Чувствуя какой-то запредельный ужас и уже в общем-то понимая, что она увидит сейчас, Наталья медленно-медленно повернулась на сто восемьдесят градусов. Теперь с левой стороны от нее была та самая, обычная и привычная луна, а прямо перед ней, несколько выше этой, висела еще одна – меньше, какой-то неправильной, будто обгрызенной формы, дающая жутковатый бледно-зеленый свет.
Перед тем, как грохнуться в обморок, Наталья успела еще раз подумать: -- Полный трындец.
Очнувшись, она увидела в своем шатре отца, старшую жену и шамана. Все напряженно молчали, пока старик пихал ей под нос какое-то очередное вонючее зелье.
Слабо оттолкнув глиняную плошку, Наталья медленно села на кровати и оглядела всех внимательным взглядом.
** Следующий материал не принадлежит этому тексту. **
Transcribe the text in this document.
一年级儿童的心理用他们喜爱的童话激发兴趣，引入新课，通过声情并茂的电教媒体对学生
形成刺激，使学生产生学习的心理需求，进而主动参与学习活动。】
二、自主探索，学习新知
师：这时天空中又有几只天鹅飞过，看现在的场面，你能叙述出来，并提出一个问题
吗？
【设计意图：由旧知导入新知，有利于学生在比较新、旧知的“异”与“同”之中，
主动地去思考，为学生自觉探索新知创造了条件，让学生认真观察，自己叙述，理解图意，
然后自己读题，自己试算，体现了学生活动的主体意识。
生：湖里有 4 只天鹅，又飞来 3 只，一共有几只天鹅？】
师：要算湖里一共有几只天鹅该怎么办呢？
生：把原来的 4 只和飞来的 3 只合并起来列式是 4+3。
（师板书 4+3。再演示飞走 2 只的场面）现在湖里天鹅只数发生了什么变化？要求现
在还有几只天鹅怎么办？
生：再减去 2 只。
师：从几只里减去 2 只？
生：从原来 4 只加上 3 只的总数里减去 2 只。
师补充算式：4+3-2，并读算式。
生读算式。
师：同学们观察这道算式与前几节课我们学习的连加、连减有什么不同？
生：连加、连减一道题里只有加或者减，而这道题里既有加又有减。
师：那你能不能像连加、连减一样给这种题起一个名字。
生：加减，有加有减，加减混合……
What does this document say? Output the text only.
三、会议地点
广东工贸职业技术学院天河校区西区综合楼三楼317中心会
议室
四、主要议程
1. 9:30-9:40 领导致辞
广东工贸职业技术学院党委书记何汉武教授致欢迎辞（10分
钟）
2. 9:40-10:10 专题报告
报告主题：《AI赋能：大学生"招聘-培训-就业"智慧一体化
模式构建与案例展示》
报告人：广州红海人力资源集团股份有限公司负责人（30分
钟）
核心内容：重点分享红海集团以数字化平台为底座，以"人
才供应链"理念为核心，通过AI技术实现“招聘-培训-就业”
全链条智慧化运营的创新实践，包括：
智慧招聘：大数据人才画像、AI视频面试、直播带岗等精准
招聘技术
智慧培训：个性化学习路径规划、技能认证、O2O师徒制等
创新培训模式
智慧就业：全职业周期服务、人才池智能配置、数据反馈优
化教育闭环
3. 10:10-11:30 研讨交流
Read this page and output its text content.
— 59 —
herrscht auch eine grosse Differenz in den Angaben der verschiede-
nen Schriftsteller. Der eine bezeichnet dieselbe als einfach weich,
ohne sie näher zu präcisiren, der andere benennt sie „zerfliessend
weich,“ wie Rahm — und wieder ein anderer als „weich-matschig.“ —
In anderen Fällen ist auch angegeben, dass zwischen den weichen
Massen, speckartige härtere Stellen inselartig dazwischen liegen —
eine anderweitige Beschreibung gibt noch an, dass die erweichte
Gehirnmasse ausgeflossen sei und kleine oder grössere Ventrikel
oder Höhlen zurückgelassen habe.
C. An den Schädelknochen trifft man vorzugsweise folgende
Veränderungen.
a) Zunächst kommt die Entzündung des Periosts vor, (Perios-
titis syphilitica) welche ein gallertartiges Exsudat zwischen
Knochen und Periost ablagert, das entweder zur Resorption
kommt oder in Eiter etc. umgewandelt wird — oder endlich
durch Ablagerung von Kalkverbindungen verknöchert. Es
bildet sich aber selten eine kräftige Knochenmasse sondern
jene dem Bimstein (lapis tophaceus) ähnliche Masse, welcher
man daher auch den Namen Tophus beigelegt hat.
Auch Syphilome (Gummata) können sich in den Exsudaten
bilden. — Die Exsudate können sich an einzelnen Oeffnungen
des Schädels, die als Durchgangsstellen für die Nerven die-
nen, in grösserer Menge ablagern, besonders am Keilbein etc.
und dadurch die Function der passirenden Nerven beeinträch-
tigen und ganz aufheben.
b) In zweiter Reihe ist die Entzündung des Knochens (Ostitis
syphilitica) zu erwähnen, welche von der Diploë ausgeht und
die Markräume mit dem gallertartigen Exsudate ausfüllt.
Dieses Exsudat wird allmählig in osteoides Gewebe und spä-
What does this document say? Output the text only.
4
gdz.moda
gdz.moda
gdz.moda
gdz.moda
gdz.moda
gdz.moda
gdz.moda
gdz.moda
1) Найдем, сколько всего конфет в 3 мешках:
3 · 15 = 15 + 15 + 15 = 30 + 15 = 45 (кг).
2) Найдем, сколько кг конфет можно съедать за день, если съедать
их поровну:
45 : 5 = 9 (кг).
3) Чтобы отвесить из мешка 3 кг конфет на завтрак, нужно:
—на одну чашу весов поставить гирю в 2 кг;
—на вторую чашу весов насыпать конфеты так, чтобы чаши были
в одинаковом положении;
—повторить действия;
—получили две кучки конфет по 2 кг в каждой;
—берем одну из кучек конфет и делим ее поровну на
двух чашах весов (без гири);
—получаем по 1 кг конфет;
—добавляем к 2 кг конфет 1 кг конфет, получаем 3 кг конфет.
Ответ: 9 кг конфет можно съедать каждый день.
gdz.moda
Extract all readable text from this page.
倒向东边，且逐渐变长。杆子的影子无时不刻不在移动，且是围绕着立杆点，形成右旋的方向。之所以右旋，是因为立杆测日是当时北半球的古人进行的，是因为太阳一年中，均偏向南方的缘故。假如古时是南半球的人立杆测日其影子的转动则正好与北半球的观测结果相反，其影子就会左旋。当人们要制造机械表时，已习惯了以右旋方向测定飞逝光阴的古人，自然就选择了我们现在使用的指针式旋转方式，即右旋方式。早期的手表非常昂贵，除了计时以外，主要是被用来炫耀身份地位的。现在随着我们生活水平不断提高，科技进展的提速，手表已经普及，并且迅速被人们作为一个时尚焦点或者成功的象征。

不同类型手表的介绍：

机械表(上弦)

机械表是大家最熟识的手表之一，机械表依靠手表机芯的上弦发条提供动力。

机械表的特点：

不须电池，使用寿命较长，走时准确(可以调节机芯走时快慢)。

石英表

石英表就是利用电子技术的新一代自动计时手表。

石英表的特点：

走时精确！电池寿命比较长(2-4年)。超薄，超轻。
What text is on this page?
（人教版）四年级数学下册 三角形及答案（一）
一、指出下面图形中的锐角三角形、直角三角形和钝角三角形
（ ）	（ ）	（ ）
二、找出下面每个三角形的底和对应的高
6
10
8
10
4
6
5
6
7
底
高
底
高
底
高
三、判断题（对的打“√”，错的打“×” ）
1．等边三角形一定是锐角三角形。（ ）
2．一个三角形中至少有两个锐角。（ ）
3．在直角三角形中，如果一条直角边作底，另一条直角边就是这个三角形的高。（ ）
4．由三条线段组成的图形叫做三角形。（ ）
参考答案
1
Сознание еще чуть мутилось, но принятие ситуации было практически мгновенным. В голове с четкостью метронома защелкали мысли: «Это другой мир. Мне нужно выжить. Жирный мужик здесь главный. Он меня любит. Этим нужно пользоваться.» После этого она глубоко вздохнула несколько раз, приводя себя в чувство, и даже слегка встряхнула головой, прогоняя туман, а затем глядя в глаза своему «отцу», четко произнесла:
-- Если шаман не может вылечить меня, может быть поискать другого?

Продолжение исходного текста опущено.